Dear Barry Jenkins,
Thank you. And I say that thank you loud enough so that Tarell, James, Trevante, Mahershala, Andre, Naomie, Adele, Jeremy, Dede, and the honest folks at A24 can hear it, but first and foremost, thank you. As a young filmmaker, I've tried to make movies that were personal to me and were an exploration of who I was and what I knew and understood, and sometimes those results have fallen (expectedly) on deaf ears. And I get that. I'm young, I'm learning, and that's the way it goes. But in today's climate of film, it's hard, man. And I would be willing to bet you know that better than anybody. It was a long road to "Moonlight" and I'm certain it wasn't always red carpets, Q/A's and award shows. I bet there were dark nights. There had to be. Because you wonder--and not always--but you do wonder: Do people actually give a shit? Do people want to hear what I have to say? Am I shouting into the void? It's no surprise those big budget, bang-up movies have an audience, and that's fine, but is there a place for personal film in America?
And "Moonlight" answered that question for me. And Lord knows, it couldn't have came at a better time. I watched it as two different people, and it moved me in two different ways: as an audience member, but also as a filmmaker. You pointed your lens at this little corner of an overlooked humanity, and you made us pay attention. And I remember standing in the parking lot on a chilly night after seeing this film with my filmmaker friend, and we were just buzzing. We kept saying to each other, "Man, fuck, this is the kind of movie I want to make one day." And that's a very rare phenomenon nowadays. In a world where cinema seems to be in two completely separate and exclusive camps of large-scale franchises and tiny, slice-of-life indie films, your film hit the target for me. It sat at that glorious intersection of being impressionistic and cinematic and yet personal and intimate. You showed us how cripplingly high stakes inner conflict can be. I think of "Taxi Driver", I think of "A Woman Under the Influence".

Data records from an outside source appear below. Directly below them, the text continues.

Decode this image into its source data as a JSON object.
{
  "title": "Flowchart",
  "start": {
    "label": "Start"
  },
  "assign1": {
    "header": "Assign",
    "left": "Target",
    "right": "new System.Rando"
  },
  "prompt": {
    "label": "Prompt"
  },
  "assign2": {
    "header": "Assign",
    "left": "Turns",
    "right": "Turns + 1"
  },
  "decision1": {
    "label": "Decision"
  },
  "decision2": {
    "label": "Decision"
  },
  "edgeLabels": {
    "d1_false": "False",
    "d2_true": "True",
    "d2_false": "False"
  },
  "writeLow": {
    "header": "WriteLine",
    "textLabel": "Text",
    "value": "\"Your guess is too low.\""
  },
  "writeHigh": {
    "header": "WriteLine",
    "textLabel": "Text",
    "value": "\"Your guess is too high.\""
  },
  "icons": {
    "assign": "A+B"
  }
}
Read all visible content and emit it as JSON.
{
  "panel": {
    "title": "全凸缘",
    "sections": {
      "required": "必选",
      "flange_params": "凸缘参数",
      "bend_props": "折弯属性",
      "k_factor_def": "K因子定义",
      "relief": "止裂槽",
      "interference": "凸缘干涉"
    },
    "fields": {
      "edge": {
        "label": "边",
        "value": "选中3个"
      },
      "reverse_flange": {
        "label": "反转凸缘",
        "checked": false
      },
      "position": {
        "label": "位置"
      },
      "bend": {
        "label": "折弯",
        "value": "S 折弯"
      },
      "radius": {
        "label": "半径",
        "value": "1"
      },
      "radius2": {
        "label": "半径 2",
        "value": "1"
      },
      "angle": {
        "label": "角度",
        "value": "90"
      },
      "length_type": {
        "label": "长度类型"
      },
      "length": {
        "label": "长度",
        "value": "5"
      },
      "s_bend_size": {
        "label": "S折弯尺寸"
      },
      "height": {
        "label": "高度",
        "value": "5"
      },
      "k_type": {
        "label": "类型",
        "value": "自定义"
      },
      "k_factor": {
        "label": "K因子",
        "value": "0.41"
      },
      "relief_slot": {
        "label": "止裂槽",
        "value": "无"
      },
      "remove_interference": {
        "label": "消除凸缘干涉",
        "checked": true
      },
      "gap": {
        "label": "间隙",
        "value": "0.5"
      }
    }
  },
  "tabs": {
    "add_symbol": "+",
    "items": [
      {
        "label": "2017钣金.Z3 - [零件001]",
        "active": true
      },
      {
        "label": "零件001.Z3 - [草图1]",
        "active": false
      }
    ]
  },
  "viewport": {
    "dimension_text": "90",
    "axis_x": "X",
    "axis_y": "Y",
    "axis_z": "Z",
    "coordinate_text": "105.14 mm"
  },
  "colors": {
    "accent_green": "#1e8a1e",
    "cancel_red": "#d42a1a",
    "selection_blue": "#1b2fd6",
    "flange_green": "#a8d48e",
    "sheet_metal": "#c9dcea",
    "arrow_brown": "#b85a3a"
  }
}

And I think for the first time in a real way, I have hope about the future of American film. I'm optimistic. Because look at the love "Moonlight" is getting. How can you not be hopeful? People are responding. They're awakening. They're remembering that sometimes you go to the cinemas to feel, to examine. Not just to escape. Not just to remove yourself from your emotional sensitivities, but rather to embrace them.
So that's why thank you. Because now I know that even though the road is long and hard and takes decades of dedication and persistence, at least I know there's a chance. There needs to remain a place for personal films in America. I'm not talking about toppling the system and staging some revolution where no one can watch a blockbuster again, I'm just saying give us that place. Give us that one screen out of the fourteen at the theaters. It can even be the small one on the end. I don't want to be relegated to watching a film like "Moonlight" on my laptop or my TV. I couldn't have experienced that collective silence and oneness with the strangers around me as the credits rolled in "Moonlight" from my couch. We deserve that place.
And that's where I'm going to be. In that place. For now watching films like yours or "The Witch" or "Whiplash" or all the rest of the outstanding films A24 is putting out. And then hopefully with luck and time and dedication, one day making something of my own for that screen.